The Lesson: The constraint wasn't review capacity-it was hidden rework loops eating up weeks of time. Adding reviewers would have done nothing to prevent reports from bouncing back repeatedly for the same issues.
Symptoms: Work queues at approval steps. There are fast approvals (when they happen), but generally long wait times.
Root causes: Too few approvers with necessary authority, approvers also handling operational work, all approvals routed to same person regardless of complexity.
Solutions: Delegate approval authority more widely, implement tiered approval (routine vs. exception), automate low-risk approvals based on rules, set SLAs with escalation.
Symptoms: Long wait times between systems. Manual data transfer. High error rates requiring rework.
Root causes: Systems that should talk to each other don't, batch processing instead of real-time integration, manual data reconciliation.
Solutions: Build API integrations between systems, implement real-time data sync, deploy RPA for short-term automation, consolidate systems where feasible.
Symptoms: Work accumulates with specific individuals. Long wait times when those people are unavailable.
Root causes: Tribal knowledge not documented, special system access limited to few people, complex decisions require specific expertise.
Solutions: Document decision criteria and create decision trees, expand system access to cross-trained team members, implement knowledge management systems, create backup coverage.
Symptoms: Cases bouncing between teams. Same work done multiple times.
Root causes: Upstream steps incomplete or incorrect, unclear requirements or specifications, poor communication between handoffs.
Solutions: Implement validation at upstream steps, create explicit acceptance criteria for handoffs, automate data quality checks, improve communication protocols.
Step 1: Choose a target process that has clear performance problems, involves multiple steps and handoffs, has sufficient volume for analysis, and ties to important business outcomes.
Step 2: Deploy process mining software to capture 30-60 days of complete process execution.
Step 3: Run initial analysis-let the software discover complete process map, step durations and wait times, resource utilization, and queue dynamics.
Step 4: Identify the constraint by looking for longest average wait times, largest queue depths, most overutilized resources, and highest variation in cycle times.
Step 5: Validate and solve-confirm the bottleneck, model solutions, implement the highest-impact fix, measure results.
Step 6: Repeat-fix the current bottleneck, find the next one, optimize continuously.
Your process performance is limited by your worst bottleneck.
You can optimize everything else, but until you fix the constraint, overall performance stays flat.
The challenge isn't fixing bottlenecks-it's finding the real ones.
Intuition misleads.
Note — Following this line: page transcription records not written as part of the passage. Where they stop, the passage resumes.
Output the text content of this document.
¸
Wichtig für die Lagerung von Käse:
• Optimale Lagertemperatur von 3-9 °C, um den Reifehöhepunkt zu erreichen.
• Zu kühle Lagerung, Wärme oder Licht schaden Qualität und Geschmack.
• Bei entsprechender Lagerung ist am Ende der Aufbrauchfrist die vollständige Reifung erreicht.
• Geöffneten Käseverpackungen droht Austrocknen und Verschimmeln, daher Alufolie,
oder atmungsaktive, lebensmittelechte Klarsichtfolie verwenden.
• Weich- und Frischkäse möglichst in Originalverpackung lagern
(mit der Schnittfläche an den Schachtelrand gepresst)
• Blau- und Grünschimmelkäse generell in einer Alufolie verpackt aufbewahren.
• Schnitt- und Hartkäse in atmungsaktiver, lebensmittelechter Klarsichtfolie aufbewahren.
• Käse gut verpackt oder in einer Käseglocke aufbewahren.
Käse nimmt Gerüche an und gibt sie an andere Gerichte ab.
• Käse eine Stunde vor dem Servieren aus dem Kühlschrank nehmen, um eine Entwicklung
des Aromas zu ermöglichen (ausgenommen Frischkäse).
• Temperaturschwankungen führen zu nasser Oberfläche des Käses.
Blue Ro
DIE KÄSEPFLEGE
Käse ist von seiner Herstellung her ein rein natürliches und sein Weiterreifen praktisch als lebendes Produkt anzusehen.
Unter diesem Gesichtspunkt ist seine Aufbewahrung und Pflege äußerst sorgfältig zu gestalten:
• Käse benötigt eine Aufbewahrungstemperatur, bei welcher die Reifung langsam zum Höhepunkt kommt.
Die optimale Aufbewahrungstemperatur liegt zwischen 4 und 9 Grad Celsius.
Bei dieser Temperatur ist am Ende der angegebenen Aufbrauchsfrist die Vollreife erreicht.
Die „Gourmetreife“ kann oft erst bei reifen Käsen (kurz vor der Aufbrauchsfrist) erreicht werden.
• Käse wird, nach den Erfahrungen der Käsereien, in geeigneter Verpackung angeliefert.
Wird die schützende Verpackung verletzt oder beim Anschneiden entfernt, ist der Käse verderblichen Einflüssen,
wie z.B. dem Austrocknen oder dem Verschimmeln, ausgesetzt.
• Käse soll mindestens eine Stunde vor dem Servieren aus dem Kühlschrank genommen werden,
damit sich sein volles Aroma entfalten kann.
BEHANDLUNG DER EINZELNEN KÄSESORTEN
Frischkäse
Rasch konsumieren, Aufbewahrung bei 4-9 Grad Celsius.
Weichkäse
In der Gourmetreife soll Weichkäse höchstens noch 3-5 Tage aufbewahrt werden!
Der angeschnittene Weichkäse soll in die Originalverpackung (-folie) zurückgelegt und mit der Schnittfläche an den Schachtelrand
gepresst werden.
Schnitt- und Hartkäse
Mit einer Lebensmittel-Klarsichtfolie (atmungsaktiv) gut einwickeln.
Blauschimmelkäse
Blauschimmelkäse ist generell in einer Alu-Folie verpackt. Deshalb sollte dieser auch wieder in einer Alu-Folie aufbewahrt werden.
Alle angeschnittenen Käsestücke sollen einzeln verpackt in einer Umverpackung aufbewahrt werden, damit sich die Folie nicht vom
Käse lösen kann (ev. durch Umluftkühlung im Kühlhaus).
Surveys reflect perception, not reality. The visible symptom rarely reveals the actual cause.
Process mining software eliminates guesswork. It shows you exactly where work accumulates, why it accumulates there, and what to do about it-with data, not opinions.
Map the complete process. Measure every step and wait time. Identify the true constraint. Simulate solutions. Fix it. Find the next one.
That's bottleneck analysis.
Stop guessing where problems hide. Start seeing where work actually stalls.
Because the fastest way to improve performance is to fix the one thing that limits everything else.